ATI RN
ATI Nutrition Practice Test A 2019
1. Which adolescent student lunch, evaluated by the school nurse, is the least nutritious?
- A. Ham sandwich, apple, and milk
- B. Hamburger, fries, and soft drink
- C. Macaroni and cheese, green beans, and peaches
- D. Meatloaf, broccoli, and pear slices
Correct answer: B
Rationale: The correct answer is B: Hamburger, fries, and soft drink. This meal is considered the least nutritious among the options provided due to its high content of unhealthy fats, processed carbohydrates, and added sugars, which lack essential nutrients. On the other hand, choice A: Ham sandwich, apple, and milk, offers a balanced meal with protein, fiber, vitamins, and calcium. Choice C: Macaroni and cheese, green beans, and peaches, provides a mixture of carbohydrates, vegetables, and fruits. Choice D: Meatloaf, broccoli, and pear slices, includes protein, fiber, and vitamins. Thus, all choices except B provide a more balanced and nutritious meal.
2. Begins carb digestion in the mouth:
- A. pepsin
- B. salivary amylase
- C. CCK
- D. secretin
Correct answer: B
Rationale: Salivary amylase is the enzyme that begins the digestion of carbohydrates in the mouth by breaking down starches into simpler sugars.
3. What would a diet manual most likely contain?
- A. Procedures for disinfecting cooking surfaces
- B. Staff sanitation guidelines
- C. Information on specific patients' resting metabolic rates
- D. Specific food preparation methods
Correct answer: D
Rationale: A diet manual typically contains guidance on specific food preparation methods to ensure proper nutrition and health for individuals following the diet. Therefore, choice D is correct. Choices A and B refer to sanitation procedures and staff hygiene issues, which are important but not typically the focus of a diet manual. Choice C, regarding specific patients' resting metabolic rates, is too individualized and detailed for a general diet manual, as it would be part of a personalized dietary plan developed with a healthcare professional.
4. A nurse is providing teaching to a group of parents of newborns who are planning to formula feed. Which of the following statements by a parent indicates a need for further teaching?
- A. "I will give formula to my baby at room temperature."
- B. "I will ensure my baby's feeds last 10 to 15 minutes."

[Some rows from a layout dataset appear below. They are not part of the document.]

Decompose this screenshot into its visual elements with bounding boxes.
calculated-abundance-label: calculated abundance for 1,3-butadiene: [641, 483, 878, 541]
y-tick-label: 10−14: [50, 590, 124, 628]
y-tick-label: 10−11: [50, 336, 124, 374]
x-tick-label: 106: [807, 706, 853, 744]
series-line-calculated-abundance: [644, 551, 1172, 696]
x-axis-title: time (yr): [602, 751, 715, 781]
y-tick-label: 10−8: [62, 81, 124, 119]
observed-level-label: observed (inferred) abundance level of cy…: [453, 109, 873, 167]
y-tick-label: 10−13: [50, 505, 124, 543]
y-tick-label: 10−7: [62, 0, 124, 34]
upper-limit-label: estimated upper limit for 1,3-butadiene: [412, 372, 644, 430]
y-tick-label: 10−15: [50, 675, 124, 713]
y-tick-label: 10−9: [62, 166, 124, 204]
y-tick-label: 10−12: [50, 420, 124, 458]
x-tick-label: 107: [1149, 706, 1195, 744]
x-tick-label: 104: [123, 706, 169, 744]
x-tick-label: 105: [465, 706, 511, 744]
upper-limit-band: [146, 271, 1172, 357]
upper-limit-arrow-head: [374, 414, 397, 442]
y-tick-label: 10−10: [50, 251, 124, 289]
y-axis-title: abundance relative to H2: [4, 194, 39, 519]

- C. "I will burp my baby halfway through each feeding."
- D. "I will watch for signs my baby is full and stop the feeding."
Correct answer: B
Rationale: The correct answer is, "I will ensure my baby's feeds last 10 to 15 minutes." This statement indicates a need for further teaching because it suggests a strict time limit for feedings, which may not be appropriate for a newborn. Newborns should be allowed to feed as long as they want, typically around 20-30 minutes per breast if breastfeeding, or on-demand with formula. Choices A, C, and D demonstrate proper feeding practices such as feeding at room temperature, burping halfway through each feeding, and watching for signs of fullness to stop the feeding, which are all appropriate responses by a parent of a formula-fed newborn.
5. A nurse is initiating continuous enteral feedings for a client who has a new gastrostomy tube. Which of the following actions should the nurse take?
- A. Measure the client’s gastric residual every 12 hours.
- B. Obtain the client’s electrolyte levels every 4 hours.
- C. Keep the client’s head elevated at 15° during feedings.
- D. Flush the client’s tube with 30 mL of water every 4 hours.
Correct answer: D
Rationale: Flushing the client’s tube with 30 mL of water every 4 hours is essential to maintain tube patency and prevent blockages. This action helps ensure the continuous flow of enteral feedings without obstruction. Measuring the client’s gastric residual every 12 hours (Choice A) is important but not the priority when initiating enteral feedings. Obtaining the client’s electrolyte levels every 4 hours (Choice B) is unnecessary and not directly related to tube feeding initiation. Keeping the client’s head elevated at 15° during feedings (Choice C) is a good practice to prevent aspiration, but tube flushing is more crucial to prevent tube occlusion.